Below that was the line "Need Advice On:" followed by a list of several items unreadable at 15 fifteen paces. Stunned at first, it was several moments before the vision made sense. I turned back to find her and confirm what I thought. But she was nowhere to be found. No matter. I can tell you her story anyway.
A woman with lots of work experience, yet too young to retire, finds herself without employment one day. No problem, she says to herself, I have a good resume and the economy in Perth is better than in many places. I'll find a job in no time. But instant employment does not appear. She goes over to the unemployment office, Centrelink, to apply for her entitlement while making a mental note never to dress like the permanent down-and-outers also in line. She's obliged to prove that she makes at least five applications a week. Piece of cake, she thinks, I won't be doing this long. But she finds that she gets no response to her applications and little useful feedback from rejectors. Our gal is eventually referred to a government contractor for help. This is an agency charged with giving people the assistance they need to get employment. But she is deemed to be at the lowest tier of need: literate, educated, previously employed and not disadvantaged in any real way. So all the agent (half her age) can do is offer her the same advice given to the simpletons who also walk through the doors. Frustration mounts. Why am I not getting a job? I'm not even getting many interviews! Is it my resume? Are my cover letters out of date and ineffective? What about this "selection criteria" thing? Am I pre-interviewing myself properly? Why is my network letting me down? She gets no help, no answers and no job offers.
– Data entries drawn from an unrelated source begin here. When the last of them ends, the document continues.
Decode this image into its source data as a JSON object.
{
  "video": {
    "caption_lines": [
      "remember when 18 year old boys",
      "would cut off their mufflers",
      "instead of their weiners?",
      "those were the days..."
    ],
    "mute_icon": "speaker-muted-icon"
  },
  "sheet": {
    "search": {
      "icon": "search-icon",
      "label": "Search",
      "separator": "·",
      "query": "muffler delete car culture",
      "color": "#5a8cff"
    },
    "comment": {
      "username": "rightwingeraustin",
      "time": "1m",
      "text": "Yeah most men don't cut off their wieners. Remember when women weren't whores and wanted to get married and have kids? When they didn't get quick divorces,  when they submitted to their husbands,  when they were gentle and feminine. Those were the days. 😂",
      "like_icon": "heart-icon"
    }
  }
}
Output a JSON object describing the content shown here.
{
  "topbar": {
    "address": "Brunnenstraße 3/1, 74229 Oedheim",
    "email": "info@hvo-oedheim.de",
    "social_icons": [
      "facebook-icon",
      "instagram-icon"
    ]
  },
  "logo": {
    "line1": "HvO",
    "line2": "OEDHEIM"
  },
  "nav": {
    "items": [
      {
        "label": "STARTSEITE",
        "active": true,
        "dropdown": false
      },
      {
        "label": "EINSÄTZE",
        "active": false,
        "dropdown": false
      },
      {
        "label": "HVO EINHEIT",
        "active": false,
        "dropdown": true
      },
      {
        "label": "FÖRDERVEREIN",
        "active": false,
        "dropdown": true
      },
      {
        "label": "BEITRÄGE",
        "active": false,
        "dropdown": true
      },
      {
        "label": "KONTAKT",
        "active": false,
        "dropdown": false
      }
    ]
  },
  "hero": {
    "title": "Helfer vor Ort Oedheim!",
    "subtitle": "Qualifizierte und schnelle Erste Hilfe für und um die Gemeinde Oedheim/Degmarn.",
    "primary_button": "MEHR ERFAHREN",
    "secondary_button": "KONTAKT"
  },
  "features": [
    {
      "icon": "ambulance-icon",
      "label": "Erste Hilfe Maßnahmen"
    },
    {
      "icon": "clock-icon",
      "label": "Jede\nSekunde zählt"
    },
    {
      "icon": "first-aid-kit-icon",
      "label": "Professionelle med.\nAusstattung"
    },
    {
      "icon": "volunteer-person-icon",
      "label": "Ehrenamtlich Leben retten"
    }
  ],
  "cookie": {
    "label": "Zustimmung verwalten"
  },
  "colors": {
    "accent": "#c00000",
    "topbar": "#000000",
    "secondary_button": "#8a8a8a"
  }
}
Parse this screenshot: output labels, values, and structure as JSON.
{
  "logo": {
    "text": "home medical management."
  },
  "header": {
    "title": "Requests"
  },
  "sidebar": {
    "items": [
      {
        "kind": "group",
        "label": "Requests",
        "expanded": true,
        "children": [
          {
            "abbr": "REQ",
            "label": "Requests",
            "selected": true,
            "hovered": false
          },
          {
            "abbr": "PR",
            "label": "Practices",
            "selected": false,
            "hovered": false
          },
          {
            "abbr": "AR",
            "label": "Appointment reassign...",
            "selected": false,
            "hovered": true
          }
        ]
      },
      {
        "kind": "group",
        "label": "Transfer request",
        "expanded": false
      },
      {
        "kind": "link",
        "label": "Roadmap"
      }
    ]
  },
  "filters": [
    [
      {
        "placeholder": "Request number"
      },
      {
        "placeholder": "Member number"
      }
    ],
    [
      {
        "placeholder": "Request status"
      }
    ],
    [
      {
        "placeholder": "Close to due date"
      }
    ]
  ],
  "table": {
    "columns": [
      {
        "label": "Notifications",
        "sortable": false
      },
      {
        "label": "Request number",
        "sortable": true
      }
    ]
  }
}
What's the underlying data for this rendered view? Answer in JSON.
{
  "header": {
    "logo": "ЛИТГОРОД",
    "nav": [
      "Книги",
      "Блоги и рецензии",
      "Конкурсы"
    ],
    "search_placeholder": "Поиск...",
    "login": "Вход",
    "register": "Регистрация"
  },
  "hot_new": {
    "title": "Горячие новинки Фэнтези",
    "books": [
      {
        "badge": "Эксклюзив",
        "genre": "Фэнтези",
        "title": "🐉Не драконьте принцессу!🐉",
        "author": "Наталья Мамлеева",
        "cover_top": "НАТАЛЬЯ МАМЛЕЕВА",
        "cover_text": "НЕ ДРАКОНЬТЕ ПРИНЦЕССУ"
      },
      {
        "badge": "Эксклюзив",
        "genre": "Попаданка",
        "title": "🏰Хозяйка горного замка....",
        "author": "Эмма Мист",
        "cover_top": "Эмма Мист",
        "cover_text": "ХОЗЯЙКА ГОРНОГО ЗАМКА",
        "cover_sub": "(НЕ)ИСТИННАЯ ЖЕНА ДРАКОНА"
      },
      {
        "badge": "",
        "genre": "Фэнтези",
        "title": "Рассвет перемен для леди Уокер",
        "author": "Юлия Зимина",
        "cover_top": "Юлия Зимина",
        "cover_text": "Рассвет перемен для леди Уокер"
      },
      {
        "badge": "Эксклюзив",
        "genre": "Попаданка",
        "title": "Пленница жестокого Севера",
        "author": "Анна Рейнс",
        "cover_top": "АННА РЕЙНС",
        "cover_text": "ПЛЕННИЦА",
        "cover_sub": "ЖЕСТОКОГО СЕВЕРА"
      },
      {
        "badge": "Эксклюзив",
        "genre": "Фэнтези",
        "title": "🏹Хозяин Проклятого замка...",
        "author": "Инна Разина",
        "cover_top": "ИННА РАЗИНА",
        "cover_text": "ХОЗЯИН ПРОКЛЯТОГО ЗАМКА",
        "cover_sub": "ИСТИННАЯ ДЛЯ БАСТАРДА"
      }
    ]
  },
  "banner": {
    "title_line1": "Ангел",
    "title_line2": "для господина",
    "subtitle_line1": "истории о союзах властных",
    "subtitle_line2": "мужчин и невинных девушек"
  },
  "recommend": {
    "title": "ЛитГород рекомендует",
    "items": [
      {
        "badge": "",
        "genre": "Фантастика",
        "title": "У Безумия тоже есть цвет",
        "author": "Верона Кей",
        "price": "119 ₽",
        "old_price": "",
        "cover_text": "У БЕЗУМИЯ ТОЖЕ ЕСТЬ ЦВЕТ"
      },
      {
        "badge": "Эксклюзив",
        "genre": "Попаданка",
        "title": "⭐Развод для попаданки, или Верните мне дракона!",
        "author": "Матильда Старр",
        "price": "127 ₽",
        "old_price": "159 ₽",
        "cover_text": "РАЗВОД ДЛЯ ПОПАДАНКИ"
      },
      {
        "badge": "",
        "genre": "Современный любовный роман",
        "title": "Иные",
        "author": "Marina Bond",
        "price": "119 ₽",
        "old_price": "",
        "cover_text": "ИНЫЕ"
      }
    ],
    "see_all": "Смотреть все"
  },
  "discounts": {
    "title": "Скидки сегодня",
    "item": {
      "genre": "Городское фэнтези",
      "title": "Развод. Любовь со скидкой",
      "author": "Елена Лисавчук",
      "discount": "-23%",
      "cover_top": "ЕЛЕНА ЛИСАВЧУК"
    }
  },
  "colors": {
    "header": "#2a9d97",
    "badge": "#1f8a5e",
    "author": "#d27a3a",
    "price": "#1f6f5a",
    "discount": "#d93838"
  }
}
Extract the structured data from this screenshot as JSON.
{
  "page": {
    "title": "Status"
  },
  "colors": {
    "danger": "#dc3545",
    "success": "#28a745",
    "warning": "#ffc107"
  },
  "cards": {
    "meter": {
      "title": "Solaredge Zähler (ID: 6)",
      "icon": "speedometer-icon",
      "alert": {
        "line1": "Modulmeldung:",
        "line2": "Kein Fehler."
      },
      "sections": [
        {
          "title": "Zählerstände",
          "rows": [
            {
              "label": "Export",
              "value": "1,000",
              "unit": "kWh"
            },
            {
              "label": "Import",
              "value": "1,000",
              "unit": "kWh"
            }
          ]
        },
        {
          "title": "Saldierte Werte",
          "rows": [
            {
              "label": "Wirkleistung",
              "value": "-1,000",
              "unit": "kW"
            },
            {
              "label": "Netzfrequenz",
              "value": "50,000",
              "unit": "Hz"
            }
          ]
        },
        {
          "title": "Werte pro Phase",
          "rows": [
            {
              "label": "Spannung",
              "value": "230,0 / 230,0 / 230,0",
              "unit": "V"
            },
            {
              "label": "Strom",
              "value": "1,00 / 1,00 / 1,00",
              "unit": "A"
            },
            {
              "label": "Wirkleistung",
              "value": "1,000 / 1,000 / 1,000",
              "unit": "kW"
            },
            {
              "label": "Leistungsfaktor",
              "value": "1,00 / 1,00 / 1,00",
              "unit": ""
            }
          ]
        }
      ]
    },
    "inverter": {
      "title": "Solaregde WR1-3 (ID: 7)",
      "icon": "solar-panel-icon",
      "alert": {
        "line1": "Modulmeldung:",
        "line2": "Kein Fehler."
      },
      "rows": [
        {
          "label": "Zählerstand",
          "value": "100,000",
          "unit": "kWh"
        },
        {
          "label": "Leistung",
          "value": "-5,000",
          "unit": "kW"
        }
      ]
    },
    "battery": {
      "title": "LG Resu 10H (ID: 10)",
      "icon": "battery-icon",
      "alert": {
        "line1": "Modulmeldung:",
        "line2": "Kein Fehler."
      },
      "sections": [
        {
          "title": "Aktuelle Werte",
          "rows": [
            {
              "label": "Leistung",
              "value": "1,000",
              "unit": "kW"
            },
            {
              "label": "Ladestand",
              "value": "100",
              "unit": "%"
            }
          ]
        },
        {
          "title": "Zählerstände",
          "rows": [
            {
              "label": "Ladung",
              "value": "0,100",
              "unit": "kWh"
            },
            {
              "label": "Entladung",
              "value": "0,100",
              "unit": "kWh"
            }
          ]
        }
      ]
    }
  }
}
A critical mass is now forming. Her employment gap is starting to get rather long and unexplainable. Unemployment benefits are woefully inadequate for anyone paying rent or making mortgage payments and her savings that make up the difference are rapidly being depleted. Panic is rising and her self-esteem is dropping. She is now being obliged by Centrelink to volunteer one day a week at any nonprofit organization that will take her to keep up her puny payments. During the 1980s, there was a phrase being bandied about in this state, "You're too young at 18 and too old at 22." Could this ghastly maxim still be true? Facing financial ruin and permanent career damage, our desperate woman parks her dignity and reaches out in the only way that seems to remain. She made a sign.
I wish I knew what kind of results this lady got from her sandwich sign. She wasn't asking for a job, just effective, real life assessment of her CV presentation materials. I wish I could tell you that her case is unusual but that would be an untruth. I don't bother to find empathy for 25 year-olds who wish 50 year-olds would fall off the perch already and open the top jobs for them. I wonder how, in the face of this obvious ageism, the federal government can expect people to work until they are 70 to keep the pension demand down. Is this a First World problem? Probably, but this is a First World country. And it shouldn't be a problem.
I admire your pluck, Lady, regardless of what brought you to it.